An information scientist turns Wikipedia into a data set.
History, as a field, is pretty good at tracking concrete events. We know a lot -- though not, and never, enough -- about wars and plagues and celebrations and explorations and revolutions. We know considerably less, however, about the emotional tenor of those events: the sentiment that underscores our history.
There's a place, however, where much of that knowledge is embedded: Wikipedia. So the researcher Kalev Leetaru, of the University of Illinois Graduate School of Library and Information Science, loaded the full text contents of the English-language articles on Wikipedia into a computer program. He then mapped those contents, identifying each location and date denoted in the articles, as well as the linked connections between them. Cross-referencing those factors with the positive or negative sentiment represented in the text, Leetaru was able to create the sentiment-through-time visualization pictured above.
As Leetaru explains,
each location is plotted against the date referenced and cross referenced when mentioned with other locations. The sentiment of the reference is expressed from red to green to reflect negative to positive.
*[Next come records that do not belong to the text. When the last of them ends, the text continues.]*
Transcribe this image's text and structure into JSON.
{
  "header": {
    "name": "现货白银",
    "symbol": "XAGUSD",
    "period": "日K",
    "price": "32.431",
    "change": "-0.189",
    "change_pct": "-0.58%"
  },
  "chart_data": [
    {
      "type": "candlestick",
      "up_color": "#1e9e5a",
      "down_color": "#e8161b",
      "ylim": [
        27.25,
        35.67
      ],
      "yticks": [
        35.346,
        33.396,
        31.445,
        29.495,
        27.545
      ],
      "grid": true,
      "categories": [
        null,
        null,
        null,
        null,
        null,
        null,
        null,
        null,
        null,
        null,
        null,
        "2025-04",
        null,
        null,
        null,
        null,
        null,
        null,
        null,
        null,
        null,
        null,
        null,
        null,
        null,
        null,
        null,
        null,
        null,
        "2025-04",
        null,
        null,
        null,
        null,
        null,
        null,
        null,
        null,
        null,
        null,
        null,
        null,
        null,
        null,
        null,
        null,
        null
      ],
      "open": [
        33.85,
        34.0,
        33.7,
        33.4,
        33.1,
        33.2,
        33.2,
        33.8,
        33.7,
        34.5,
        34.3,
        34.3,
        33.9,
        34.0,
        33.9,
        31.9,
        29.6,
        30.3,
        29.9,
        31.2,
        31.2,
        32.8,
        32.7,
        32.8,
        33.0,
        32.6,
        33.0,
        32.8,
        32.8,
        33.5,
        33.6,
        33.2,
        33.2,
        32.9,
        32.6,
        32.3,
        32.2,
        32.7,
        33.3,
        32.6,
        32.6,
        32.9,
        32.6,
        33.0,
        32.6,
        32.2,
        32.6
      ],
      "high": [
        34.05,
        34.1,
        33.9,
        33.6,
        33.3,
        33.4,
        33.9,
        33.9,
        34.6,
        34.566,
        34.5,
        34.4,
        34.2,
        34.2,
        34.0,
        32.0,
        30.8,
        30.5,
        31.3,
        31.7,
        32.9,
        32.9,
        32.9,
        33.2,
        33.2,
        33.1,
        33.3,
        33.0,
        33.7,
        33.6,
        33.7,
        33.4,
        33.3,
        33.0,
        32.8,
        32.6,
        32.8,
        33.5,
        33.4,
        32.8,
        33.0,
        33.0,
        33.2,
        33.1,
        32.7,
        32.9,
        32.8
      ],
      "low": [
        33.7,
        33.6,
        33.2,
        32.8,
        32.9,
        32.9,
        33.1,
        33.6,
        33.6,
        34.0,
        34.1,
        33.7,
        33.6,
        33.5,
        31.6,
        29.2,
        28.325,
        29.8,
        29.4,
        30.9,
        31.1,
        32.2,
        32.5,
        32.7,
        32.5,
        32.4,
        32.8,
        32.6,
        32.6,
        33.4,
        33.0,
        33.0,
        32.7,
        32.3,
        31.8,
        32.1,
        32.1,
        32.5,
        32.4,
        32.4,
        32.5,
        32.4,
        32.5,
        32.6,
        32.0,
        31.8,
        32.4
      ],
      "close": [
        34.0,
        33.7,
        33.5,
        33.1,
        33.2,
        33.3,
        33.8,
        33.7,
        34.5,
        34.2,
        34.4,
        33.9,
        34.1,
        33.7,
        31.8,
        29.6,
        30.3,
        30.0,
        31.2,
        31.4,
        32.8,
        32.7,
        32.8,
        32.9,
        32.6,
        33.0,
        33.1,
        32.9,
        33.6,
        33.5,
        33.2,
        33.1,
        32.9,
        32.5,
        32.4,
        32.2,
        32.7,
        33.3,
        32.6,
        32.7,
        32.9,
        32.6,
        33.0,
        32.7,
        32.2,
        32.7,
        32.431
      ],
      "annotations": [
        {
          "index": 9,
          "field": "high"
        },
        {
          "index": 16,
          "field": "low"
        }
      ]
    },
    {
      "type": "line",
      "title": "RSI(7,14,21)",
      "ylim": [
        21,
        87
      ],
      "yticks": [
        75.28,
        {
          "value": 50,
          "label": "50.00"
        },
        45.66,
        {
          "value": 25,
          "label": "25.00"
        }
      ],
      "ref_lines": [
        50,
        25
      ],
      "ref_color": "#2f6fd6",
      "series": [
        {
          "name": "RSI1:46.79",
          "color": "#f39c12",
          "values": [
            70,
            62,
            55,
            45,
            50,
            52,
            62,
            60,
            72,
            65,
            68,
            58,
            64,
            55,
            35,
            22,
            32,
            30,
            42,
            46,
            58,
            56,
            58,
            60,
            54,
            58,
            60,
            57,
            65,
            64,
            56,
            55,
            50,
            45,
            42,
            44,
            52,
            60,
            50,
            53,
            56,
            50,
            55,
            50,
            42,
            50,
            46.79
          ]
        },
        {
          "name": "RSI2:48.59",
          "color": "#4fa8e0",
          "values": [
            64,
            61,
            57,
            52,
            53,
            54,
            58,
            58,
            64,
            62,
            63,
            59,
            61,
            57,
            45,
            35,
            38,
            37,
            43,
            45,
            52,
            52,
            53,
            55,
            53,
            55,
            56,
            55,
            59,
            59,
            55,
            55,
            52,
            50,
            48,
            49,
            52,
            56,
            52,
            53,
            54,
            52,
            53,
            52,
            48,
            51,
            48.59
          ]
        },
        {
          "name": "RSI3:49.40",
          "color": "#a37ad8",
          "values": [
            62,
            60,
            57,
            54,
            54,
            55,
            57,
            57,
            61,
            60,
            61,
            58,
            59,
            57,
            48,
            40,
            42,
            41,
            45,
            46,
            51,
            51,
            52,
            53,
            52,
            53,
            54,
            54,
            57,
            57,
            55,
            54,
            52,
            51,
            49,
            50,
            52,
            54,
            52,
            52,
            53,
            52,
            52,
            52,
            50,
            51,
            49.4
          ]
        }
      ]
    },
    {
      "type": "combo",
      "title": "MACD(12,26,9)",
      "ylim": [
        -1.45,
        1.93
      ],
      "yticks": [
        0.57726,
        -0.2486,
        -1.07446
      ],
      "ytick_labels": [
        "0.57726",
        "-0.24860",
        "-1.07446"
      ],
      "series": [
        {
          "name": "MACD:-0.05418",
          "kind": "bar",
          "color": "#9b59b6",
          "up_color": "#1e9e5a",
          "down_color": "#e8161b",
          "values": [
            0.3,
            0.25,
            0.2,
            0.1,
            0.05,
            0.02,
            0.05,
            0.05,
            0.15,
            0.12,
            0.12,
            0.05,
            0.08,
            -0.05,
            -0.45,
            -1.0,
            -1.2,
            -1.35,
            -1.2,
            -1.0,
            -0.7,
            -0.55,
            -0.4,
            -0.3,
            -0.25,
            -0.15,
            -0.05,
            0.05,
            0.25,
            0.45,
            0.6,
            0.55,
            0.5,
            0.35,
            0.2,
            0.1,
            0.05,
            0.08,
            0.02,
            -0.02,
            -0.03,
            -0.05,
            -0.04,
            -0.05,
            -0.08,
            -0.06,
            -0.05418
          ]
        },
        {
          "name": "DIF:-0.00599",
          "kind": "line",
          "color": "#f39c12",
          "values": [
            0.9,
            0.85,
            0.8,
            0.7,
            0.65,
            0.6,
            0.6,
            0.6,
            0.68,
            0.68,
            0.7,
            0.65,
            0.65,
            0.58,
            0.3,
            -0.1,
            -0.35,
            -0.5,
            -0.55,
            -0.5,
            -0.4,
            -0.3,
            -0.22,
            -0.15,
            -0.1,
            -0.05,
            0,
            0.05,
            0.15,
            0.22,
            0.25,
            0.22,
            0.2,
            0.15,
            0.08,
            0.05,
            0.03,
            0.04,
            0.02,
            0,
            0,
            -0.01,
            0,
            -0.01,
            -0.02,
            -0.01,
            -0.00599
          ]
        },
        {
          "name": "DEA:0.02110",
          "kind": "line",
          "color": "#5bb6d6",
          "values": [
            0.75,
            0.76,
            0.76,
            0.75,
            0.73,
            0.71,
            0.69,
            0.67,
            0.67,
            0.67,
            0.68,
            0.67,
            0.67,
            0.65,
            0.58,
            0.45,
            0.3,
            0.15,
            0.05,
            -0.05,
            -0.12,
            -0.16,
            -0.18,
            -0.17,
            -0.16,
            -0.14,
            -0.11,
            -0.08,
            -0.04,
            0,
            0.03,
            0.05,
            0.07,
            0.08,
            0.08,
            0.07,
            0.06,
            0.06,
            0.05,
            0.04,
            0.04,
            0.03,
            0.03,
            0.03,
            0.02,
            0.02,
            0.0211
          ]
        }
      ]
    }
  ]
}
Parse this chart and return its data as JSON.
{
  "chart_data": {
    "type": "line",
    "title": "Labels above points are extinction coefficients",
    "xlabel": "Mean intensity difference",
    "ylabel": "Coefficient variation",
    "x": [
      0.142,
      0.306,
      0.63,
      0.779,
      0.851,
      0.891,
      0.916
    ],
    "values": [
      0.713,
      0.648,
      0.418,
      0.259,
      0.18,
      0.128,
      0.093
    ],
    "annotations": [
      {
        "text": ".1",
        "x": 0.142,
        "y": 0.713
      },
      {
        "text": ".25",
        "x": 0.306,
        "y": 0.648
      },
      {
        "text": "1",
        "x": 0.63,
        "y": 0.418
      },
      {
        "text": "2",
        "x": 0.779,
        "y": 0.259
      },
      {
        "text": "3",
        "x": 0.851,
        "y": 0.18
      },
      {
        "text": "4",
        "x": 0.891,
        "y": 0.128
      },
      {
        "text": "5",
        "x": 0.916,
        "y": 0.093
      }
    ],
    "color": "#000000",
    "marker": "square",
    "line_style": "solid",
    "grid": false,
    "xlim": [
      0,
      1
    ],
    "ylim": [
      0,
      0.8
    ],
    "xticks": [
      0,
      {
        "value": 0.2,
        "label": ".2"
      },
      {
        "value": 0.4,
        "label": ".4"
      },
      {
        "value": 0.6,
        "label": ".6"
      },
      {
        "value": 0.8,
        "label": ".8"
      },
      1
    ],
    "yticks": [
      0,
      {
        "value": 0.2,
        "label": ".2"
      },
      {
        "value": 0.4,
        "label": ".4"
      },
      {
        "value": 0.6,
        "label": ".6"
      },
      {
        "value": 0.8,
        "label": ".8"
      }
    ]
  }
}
The average tone of Wikipedia's coverage of each year closely aligned with major global events, Leetaru found, with the most negative period in the last 1,000 years being the American Civil War, followed by World War II.
For the most part, the project is an awesome data visualization in a sea of awesome data visualizations -- this one made even more powerful as a video that suggests movement through time. But it's also a nice reminder of the new modes of thinking that data-mining and visualization, as genres and practices, can encourage. As a topic for the humanities -- as a topic for text -- sentiment can be frustratingly (and sadly! and infuriatingly!) hard to track with much rigor. Sure, we can read Pepys and Austen and Franklin and Montaigne, and try to reconstruct the sentiments they indicate ... but that work, for all its value, is also imprecise and severely limited in scope. It doesn't account for the broad sweep of history.
Leetaru's digital humanities approach, on the other hand, takes the summative if not always superlative insights of Wikipedia and renders them as data. It allows for a new sense of the past -- one focused not just on events, but on the way people experienced them.